Although he was only a pet for a year, the adorable Mijbil is cosseted but devoid of wildness. Maxwell lovingly describes his pet otter's sleek beauty and clown-like behaviour: "He was boneless, mercurial, sinuous, wonderful… he was an otter in his own element and the most beautiful thing in nature I had ever seen." Mij was a rare Smooth-coated otter imported from Iraq to the UK by Maxwell himself. The warning signs came early that otters do not make good pets. Mijbil escaped his box on the aeroplane and created the havoc one would expect of a wild otter in an aircraft cabin. Maxwell endured comedy and domestic chaos for the love of his pet, and seductively described the idyll of their life together before it was brutally brought to an end for Mij with the blunt end of a road mender's mallet.
Edal was the female replacement for Mijbil, and she too was not a native European otter, but this time a Cape clawless otter from the Niger Delta region of West Africa. She could be lovable, but Maxwell recounts that although she had a strong bond with her owner she would fly into a rage at his guests and famously savaged her young keeper Terry Nutkins so badly that he lost two fingers. She lived 10 years with Maxwell at Sandaig, but died when the house was destroyed by fire.
In this children's classic, Otter and his son Portly are astutely portrayed. He complains disapprovingly of the noisy and materialistic behaviour of the other anthropomorphised animals on the river. He possesses one attribute in particular that is very ottery: he frequently disappears mid-conversation with no consideration for manners. Portly, meanwhile, goes missing and a search party has to be drummed up to find him. These well-observed characteristics of otters and their disappearances will be recognisable to anyone who has attempted to watch otters in the wild.

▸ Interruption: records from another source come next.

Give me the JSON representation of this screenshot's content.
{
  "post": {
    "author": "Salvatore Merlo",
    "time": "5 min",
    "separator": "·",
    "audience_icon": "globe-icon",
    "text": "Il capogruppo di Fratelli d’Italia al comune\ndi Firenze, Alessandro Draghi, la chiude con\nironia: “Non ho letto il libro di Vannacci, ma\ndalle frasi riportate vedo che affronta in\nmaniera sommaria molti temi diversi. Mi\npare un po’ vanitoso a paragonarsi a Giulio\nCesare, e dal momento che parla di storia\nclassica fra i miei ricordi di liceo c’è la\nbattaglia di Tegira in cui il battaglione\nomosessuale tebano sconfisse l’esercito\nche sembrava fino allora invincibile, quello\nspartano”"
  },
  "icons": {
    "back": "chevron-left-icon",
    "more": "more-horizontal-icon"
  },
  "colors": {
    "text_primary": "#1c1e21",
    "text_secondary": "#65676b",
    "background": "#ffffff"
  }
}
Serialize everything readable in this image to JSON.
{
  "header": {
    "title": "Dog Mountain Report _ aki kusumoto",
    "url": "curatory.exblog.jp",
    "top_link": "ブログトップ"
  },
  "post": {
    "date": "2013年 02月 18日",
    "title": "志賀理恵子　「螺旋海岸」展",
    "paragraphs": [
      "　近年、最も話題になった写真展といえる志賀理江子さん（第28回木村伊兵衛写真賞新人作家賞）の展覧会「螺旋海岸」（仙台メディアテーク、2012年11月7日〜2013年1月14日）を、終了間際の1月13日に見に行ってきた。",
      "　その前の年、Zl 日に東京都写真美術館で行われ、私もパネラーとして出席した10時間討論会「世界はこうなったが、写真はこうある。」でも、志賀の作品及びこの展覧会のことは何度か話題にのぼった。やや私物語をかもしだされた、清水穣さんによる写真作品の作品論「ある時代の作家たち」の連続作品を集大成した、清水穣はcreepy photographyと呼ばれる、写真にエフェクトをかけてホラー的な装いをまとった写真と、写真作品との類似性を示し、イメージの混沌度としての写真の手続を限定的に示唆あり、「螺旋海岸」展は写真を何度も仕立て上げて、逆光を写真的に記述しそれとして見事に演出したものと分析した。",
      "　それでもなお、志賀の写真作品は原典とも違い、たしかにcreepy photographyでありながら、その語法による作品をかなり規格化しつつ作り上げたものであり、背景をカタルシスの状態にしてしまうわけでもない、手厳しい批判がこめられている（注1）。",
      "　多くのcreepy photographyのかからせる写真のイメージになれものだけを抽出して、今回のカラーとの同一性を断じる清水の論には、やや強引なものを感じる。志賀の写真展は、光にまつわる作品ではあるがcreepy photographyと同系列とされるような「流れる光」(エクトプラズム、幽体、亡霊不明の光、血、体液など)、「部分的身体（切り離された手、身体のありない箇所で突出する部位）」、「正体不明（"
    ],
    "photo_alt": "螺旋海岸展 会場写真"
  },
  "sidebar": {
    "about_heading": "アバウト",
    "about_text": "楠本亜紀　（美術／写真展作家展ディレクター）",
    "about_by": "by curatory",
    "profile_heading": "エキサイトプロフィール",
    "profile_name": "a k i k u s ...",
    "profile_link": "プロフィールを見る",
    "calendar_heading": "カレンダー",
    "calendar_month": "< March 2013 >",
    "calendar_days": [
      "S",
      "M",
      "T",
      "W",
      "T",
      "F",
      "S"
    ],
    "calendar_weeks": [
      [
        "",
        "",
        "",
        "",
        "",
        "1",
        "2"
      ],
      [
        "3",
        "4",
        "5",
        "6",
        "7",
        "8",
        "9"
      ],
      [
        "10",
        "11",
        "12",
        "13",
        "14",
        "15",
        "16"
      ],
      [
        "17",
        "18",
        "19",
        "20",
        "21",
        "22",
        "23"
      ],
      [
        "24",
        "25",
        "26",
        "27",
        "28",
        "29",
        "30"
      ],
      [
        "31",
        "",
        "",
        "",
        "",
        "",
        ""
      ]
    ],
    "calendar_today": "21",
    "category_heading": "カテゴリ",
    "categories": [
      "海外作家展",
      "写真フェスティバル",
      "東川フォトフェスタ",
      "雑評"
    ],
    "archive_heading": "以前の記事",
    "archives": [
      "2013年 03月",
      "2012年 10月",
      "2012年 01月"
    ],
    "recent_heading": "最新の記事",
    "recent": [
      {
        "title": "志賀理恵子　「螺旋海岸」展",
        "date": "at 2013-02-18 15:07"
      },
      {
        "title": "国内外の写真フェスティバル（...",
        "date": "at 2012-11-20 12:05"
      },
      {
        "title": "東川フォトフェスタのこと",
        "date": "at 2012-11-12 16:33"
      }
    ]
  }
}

The story of Juggles, a rescued orphan otter. It is a dated but fascinating account by Kelway of her Damascene moment when as a young teenager she flings off her shoes and wades into treacherous depths to rescue the distressed cub as it is being swept downriver. Accompanied by heart-melting photographs, this is an authentic account of a hunter turned otter-protector and gives a charming glimpse of domestic England in the 1940s.
Thought to be the story that inspired Williamson to write Tarka, this is the meticulously imagined and realistic life story of a family of otters in West Penwith, Cornwall. The author was a Cornish naturalist, bard and writer who knew his home patch and its wildlife intimately. This story is brutally honest and gives a clear picture of how otters survived a century ago, living in fear of humans.
One of the best children's picture books about otters, this exquisite story is illustrated with dreamily beautiful dusk and dawn depictions of the North Devon landscape and the winding river Torridge, once inhabited by Tarka. The young otter Flibbertigibbet sets out on a fairytale journey to complete a task which takes him far from home. Read it and be enchanted.
Another warmly delightful and realistically portrayed otter story for children. The Otterley family live happily in their cosy burrow. One day Pa Otterley wakes up feeling dissatisfied and the whole family obediently uproots itself in search of a better home. A revealing fable which uses the otter to demonstrate some of the silliest human behaviour, illustrated by the inimitable Ms Hedderwick.